David Blatt, executive director of the Oklahoma Policy Institute, said there are even more contrasts between this year and last. Lawmakers had gotten used to bad news, after years and years of budget shortfalls and failures.
“I think for sure we’re in a much better financial situation than we have been for several years,” Blatt said. “Between a strong economy and the revenue measures that were passed (in the last) year, we are seeing significant revenue growth.”
He’s referring not only to special session House Bill 1010, which raised about $450 million in annual tax revenue, but also some of the lower-profile measures like adjustments to oil and gas tax incentives.
“This has allowed us to begin to recover from a decade of severe cuts in funding,” he said. “But we still have a ways to go.”
Most state agencies have seen several rounds of cuts since 2009, and some agencies have seen their budgets reduced by as much as 50 percent.
“People need to realize how deep and prolonged our downturn was,” Blatt said.
During the State Chamber of Oklahoma’s legislative preview on Tuesday, both House Speaker Charles McCall and Senate Minority Leader Kay Floyd said the economy would be the most important issue during the legislative session.
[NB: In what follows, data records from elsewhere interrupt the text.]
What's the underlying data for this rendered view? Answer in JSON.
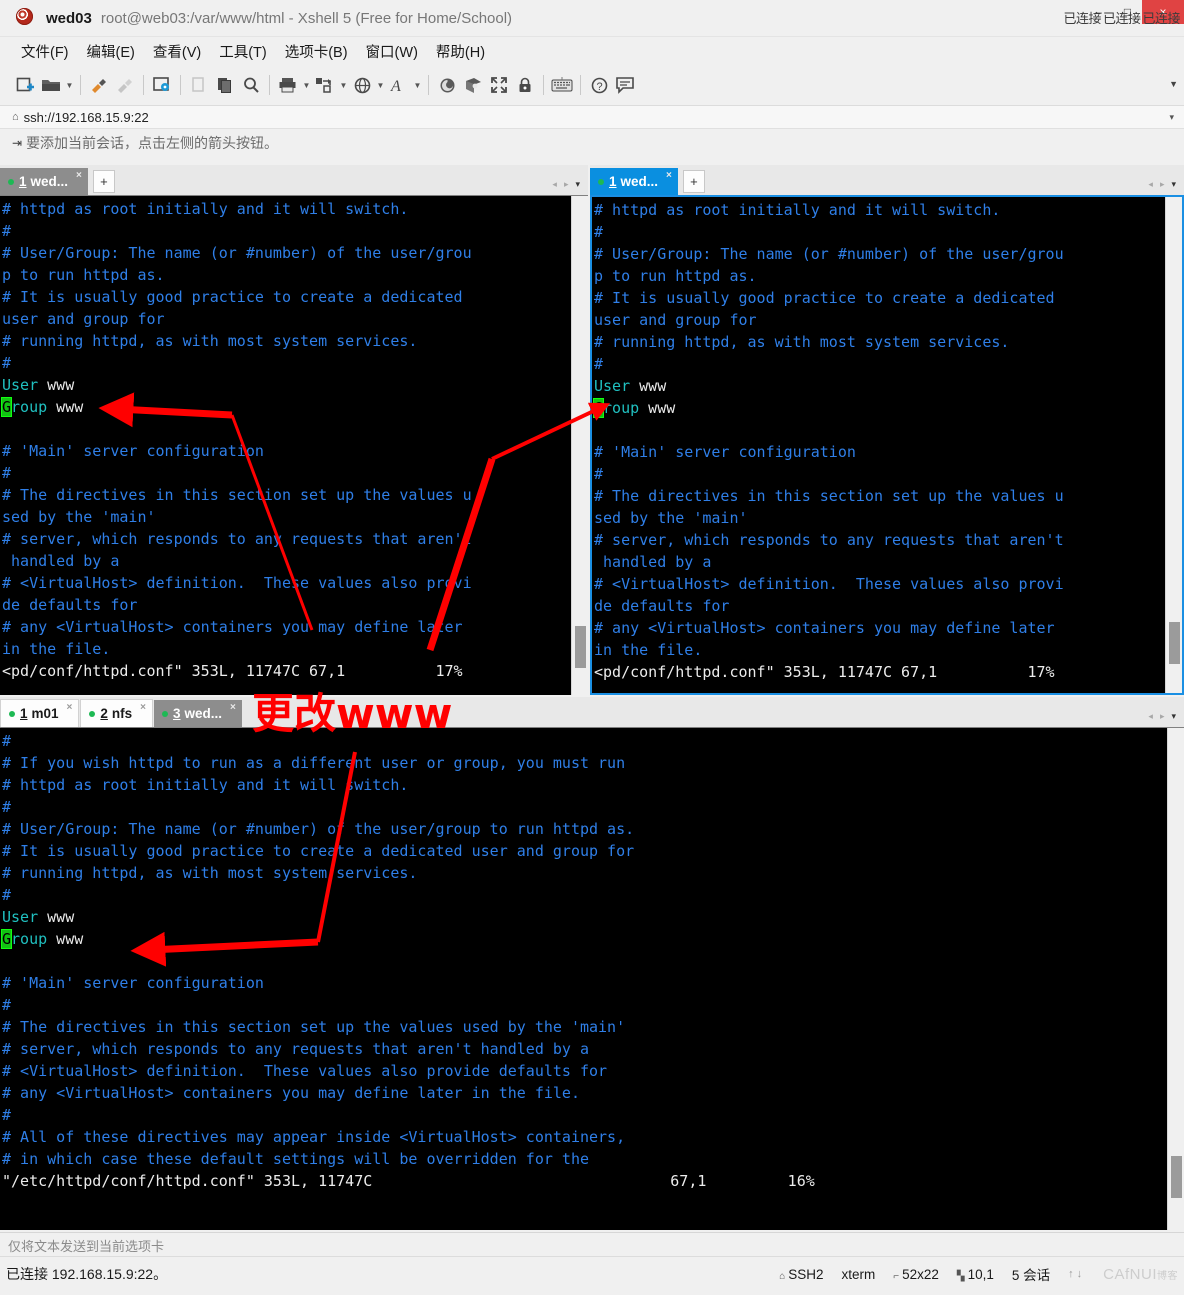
{
  "window": {
    "app_name": "wed03",
    "title_path": "root@web03:/var/www/html - Xshell 5 (Free for Home/School)",
    "app_icon": "xshell-logo-icon",
    "minimize_label": "–",
    "maximize_label": "□",
    "close_label": "×",
    "connected_overlay": [
      "已连接",
      "已连接",
      "已连接"
    ]
  },
  "menubar": [
    {
      "label": "文件(F)",
      "name": "menu-file"
    },
    {
      "label": "编辑(E)",
      "name": "menu-edit"
    },
    {
      "label": "查看(V)",
      "name": "menu-view"
    },
    {
      "label": "工具(T)",
      "name": "menu-tools"
    },
    {
      "label": "选项卡(B)",
      "name": "menu-tabs"
    },
    {
      "label": "窗口(W)",
      "name": "menu-window"
    },
    {
      "label": "帮助(H)",
      "name": "menu-help"
    }
  ],
  "toolbar": {
    "icons": [
      "new-session-icon",
      "open-folder-icon",
      "open-folder-caret",
      "separator",
      "connect-icon",
      "disconnect-icon",
      "separator",
      "session-properties-icon",
      "separator",
      "copy-icon",
      "paste-icon",
      "find-icon",
      "separator",
      "print-icon",
      "print-caret",
      "transfer-icon",
      "transfer-caret",
      "web-icon",
      "web-caret",
      "font-icon",
      "font-caret",
      "separator",
      "xshell-icon",
      "xftp-icon",
      "fullscreen-icon",
      "lock-icon",
      "separator",
      "keyboard-icon",
      "separator",
      "help-icon",
      "comment-icon"
    ],
    "overflow_label": "▼"
  },
  "address": {
    "lock_icon": "lock-icon",
    "value": "ssh://192.168.15.9:22",
    "caret": "▾"
  },
  "notice": {
    "icon": "add-session-arrow-icon",
    "text": "要添加当前会话，点击左侧的箭头按钮。"
  },
  "panes": {
    "top_left": {
      "tabs": [
        {
          "num": "1",
          "label": "wed...",
          "state": "active",
          "close": "×",
          "dot": "session-connected-dot"
        }
      ],
      "add_tab_label": "+",
      "nav": {
        "prev": "◂",
        "next": "▸",
        "list": "▾"
      },
      "lines": [
        {
          "segs": [
            {
              "t": "# httpd as root initially and it will switch.",
              "c": "blue"
            }
          ]
        },
        {
          "segs": [
            {
              "t": "#",
              "c": "blue"
            }
          ]
        },
        {
          "segs": [
            {
              "t": "# User/Group: The name (or #number) of the user/grou",
              "c": "blue"
            }
          ]
        },
        {
          "segs": [
            {
              "t": "p to run httpd as.",
              "c": "blue"
            }
          ]
        },
        {
          "segs": [
            {
              "t": "# It is usually good practice to create a dedicated",
              "c": "blue"
            }
          ]
        },
        {
          "segs": [
            {
              "t": "user and group for",
              "c": "blue"
            }
          ]
        },
        {
          "segs": [
            {
              "t": "# running httpd, as with most system services.",
              "c": "blue"
            }
          ]
        },
        {
          "segs": [
            {
              "t": "#",
              "c": "blue"
            }
          ]
        },
        {
          "segs": [
            {
              "t": "User",
              "c": "cyan"
            },
            {
              "t": " www",
              "c": "white"
            }
          ]
        },
        {
          "segs": [
            {
              "t": "G",
              "c": "cursor"
            },
            {
              "t": "roup",
              "c": "cyan"
            },
            {
              "t": " www",
              "c": "white"
            }
          ]
        },
        {
          "segs": [
            {
              "t": "",
              "c": "blue"
            }
          ]
        },
        {
          "segs": [
            {
              "t": "# 'Main' server configuration",
              "c": "blue"
            }
          ]
        },
        {
          "segs": [
            {
              "t": "#",
              "c": "blue"
            }
          ]
        },
        {
          "segs": [
            {
              "t": "# The directives in this section set up the values u",
              "c": "blue"
            }
          ]
        },
        {
          "segs": [
            {
              "t": "sed by the 'main'",
              "c": "blue"
            }
          ]
        },
        {
          "segs": [
            {
              "t": "# server, which responds to any requests that aren't",
              "c": "blue"
            }
          ]
        },
        {
          "segs": [
            {
              "t": " handled by a",
              "c": "blue"
            }
          ]
        },
        {
          "segs": [
            {
              "t": "# <VirtualHost> definition.  These values also provi",
              "c": "blue"
            }
          ]
        },
        {
          "segs": [
            {
              "t": "de defaults for",
              "c": "blue"
            }
          ]
        },
        {
          "segs": [
            {
              "t": "# any <VirtualHost> containers you may define later",
              "c": "blue"
            }
          ]
        },
        {
          "segs": [
            {
              "t": "in the file.",
              "c": "blue"
            }
          ]
        },
        {
          "segs": [
            {
              "t": "<pd/conf/httpd.conf\" 353L, 11747C 67,1          17%",
              "c": "status"
            }
          ]
        }
      ]
    },
    "top_right": {
      "tabs": [
        {
          "num": "1",
          "label": "wed...",
          "state": "focused",
          "close": "×",
          "dot": "session-connected-dot"
        }
      ],
      "add_tab_label": "+",
      "nav": {
        "prev": "◂",
        "next": "▸",
        "list": "▾"
      },
      "lines": [
        {
          "segs": [
            {
              "t": "# httpd as root initially and it will switch.",
              "c": "blue"
            }
          ]
        },
        {
          "segs": [
            {
              "t": "#",
              "c": "blue"
            }
          ]
        },
        {
          "segs": [
            {
              "t": "# User/Group: The name (or #number) of the user/grou",
              "c": "blue"
            }
          ]
        },
        {
          "segs": [
            {
              "t": "p to run httpd as.",
              "c": "blue"
            }
          ]
        },
        {
          "segs": [
            {
              "t": "# It is usually good practice to create a dedicated",
              "c": "blue"
            }
          ]
        },
        {
          "segs": [
            {
              "t": "user and group for",
              "c": "blue"
            }
          ]
        },
        {
          "segs": [
            {
              "t": "# running httpd, as with most system services.",
              "c": "blue"
            }
          ]
        },
        {
          "segs": [
            {
              "t": "#",
              "c": "blue"
            }
          ]
        },
        {
          "segs": [
            {
              "t": "User",
              "c": "cyan"
            },
            {
              "t": " www",
              "c": "white"
            }
          ]
        },
        {
          "segs": [
            {
              "t": "G",
              "c": "cursor"
            },
            {
              "t": "roup",
              "c": "cyan"
            },
            {
              "t": " www",
              "c": "white"
            }
          ]
        },
        {
          "segs": [
            {
              "t": "",
              "c": "blue"
            }
          ]
        },
        {
          "segs": [
            {
              "t": "# 'Main' server configuration",
              "c": "blue"
            }
          ]
        },
        {
          "segs": [
            {
              "t": "#",
              "c": "blue"
            }
          ]
        },
        {
          "segs": [
            {
              "t": "# The directives in this section set up the values u",
              "c": "blue"
            }
          ]
        },
        {
          "segs": [
            {
              "t": "sed by the 'main'",
              "c": "blue"
            }
          ]
        },
        {
          "segs": [
            {
              "t": "# server, which responds to any requests that aren't",
              "c": "blue"
            }
          ]
        },
        {
          "segs": [
            {
              "t": " handled by a",
              "c": "blue"
            }
          ]
        },
        {
          "segs": [
            {
              "t": "# <VirtualHost> definition.  These values also provi",
              "c": "blue"
            }
          ]
        },
        {
          "segs": [
            {
              "t": "de defaults for",
              "c": "blue"
            }
          ]
        },
        {
          "segs": [
            {
              "t": "# any <VirtualHost> containers you may define later",
              "c": "blue"
            }
          ]
        },
        {
          "segs": [
            {
              "t": "in the file.",
              "c": "blue"
            }
          ]
        },
        {
          "segs": [
            {
              "t": "<pd/conf/httpd.conf\" 353L, 11747C 67,1          17%",
              "c": "status"
            }
          ]
        }
      ]
    },
    "bottom": {
      "tabs": [
        {
          "num": "1",
          "label": "m01",
          "state": "inactive",
          "close": "×",
          "dot": "session-connected-dot"
        },
        {
          "num": "2",
          "label": "nfs",
          "state": "inactive",
          "close": "×",
          "dot": "session-connected-dot"
        },
        {
          "num": "3",
          "label": "wed...",
          "state": "active",
          "close": "×",
          "dot": "session-connected-dot"
        }
      ],
      "nav": {
        "prev": "◂",
        "next": "▸",
        "list": "▾"
      },
      "lines": [
        {
          "segs": [
            {
              "t": "#",
              "c": "blue"
            }
          ]
        },
        {
          "segs": [
            {
              "t": "# If you wish httpd to run as a different user or group, you must run",
              "c": "blue"
            }
          ]
        },
        {
          "segs": [
            {
              "t": "# httpd as root initially and it will switch.",
              "c": "blue"
            }
          ]
        },
        {
          "segs": [
            {
              "t": "#",
              "c": "blue"
            }
          ]
        },
        {
          "segs": [
            {
              "t": "# User/Group: The name (or #number) of the user/group to run httpd as.",
              "c": "blue"
            }
          ]
        },
        {
          "segs": [
            {
              "t": "# It is usually good practice to create a dedicated user and group for",
              "c": "blue"
            }
          ]
        },
        {
          "segs": [
            {
              "t": "# running httpd, as with most system services.",
              "c": "blue"
            }
          ]
        },
        {
          "segs": [
            {
              "t": "#",
              "c": "blue"
            }
          ]
        },
        {
          "segs": [
            {
              "t": "User",
              "c": "cyan"
            },
            {
              "t": " www",
              "c": "white"
            }
          ]
        },
        {
          "segs": [
            {
              "t": "G",
              "c": "cursor"
            },
            {
              "t": "roup",
              "c": "cyan"
            },
            {
              "t": " www",
              "c": "white"
            }
          ]
        },
        {
          "segs": [
            {
              "t": "",
              "c": "blue"
            }
          ]
        },
        {
          "segs": [
            {
              "t": "# 'Main' server configuration",
              "c": "blue"
            }
          ]
        },
        {
          "segs": [
            {
              "t": "#",
              "c": "blue"
            }
          ]
        },
        {
          "segs": [
            {
              "t": "# The directives in this section set up the values used by the 'main'",
              "c": "blue"
            }
          ]
        },
        {
          "segs": [
            {
              "t": "# server, which responds to any requests that aren't handled by a",
              "c": "blue"
            }
          ]
        },
        {
          "segs": [
            {
              "t": "# <VirtualHost> definition.  These values also provide defaults for",
              "c": "blue"
            }
          ]
        },
        {
          "segs": [
            {
              "t": "# any <VirtualHost> containers you may define later in the file.",
              "c": "blue"
            }
          ]
        },
        {
          "segs": [
            {
              "t": "#",
              "c": "blue"
            }
          ]
        },
        {
          "segs": [
            {
              "t": "# All of these directives may appear inside <VirtualHost> containers,",
              "c": "blue"
            }
          ]
        },
        {
          "segs": [
            {
              "t": "# in which case these default settings will be overridden for the",
              "c": "blue"
            }
          ]
        },
        {
          "segs": [
            {
              "t": "\"/etc/httpd/conf/httpd.conf\" 353L, 11747C                                 67,1         16%",
              "c": "status"
            }
          ]
        }
      ]
    }
  },
  "send_bar": {
    "text": "仅将文本发送到当前选项卡"
  },
  "status_bar": {
    "left": "已连接 192.168.15.9:22。",
    "protocol": "SSH2",
    "term_type": "xterm",
    "size": "52x22",
    "cursor_pos": "10,1",
    "sessions": "5 会话",
    "arrows": "↑↓",
    "watermark": "CAfNUI",
    "watermark_small": "博客"
  },
  "annotations": {
    "note_text": "更改www",
    "color": "#ff0000",
    "arrows": [
      {
        "name": "arrow-to-left-group-line"
      },
      {
        "name": "arrow-to-right-group-line"
      },
      {
        "name": "arrow-to-bottom-user-line"
      }
    ]
  }
}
Of course, their approaches to helping the economy differed.
However, the turn away from budget crises might be a good time to focus more on other policy areas, said Trent England, executive vice president of the Oklahoma Council of Public Affairs.
“Panic does not produce good policy,” he said. “This time around, there’s sort of a lot of optimistic curiosity with what the Legislature might accomplish in 2019.”
That’s compounded by the fact that Oklahoma will have a new governor for the first time in eight years come January, and onlookers are waiting to see what his policy agenda will look like.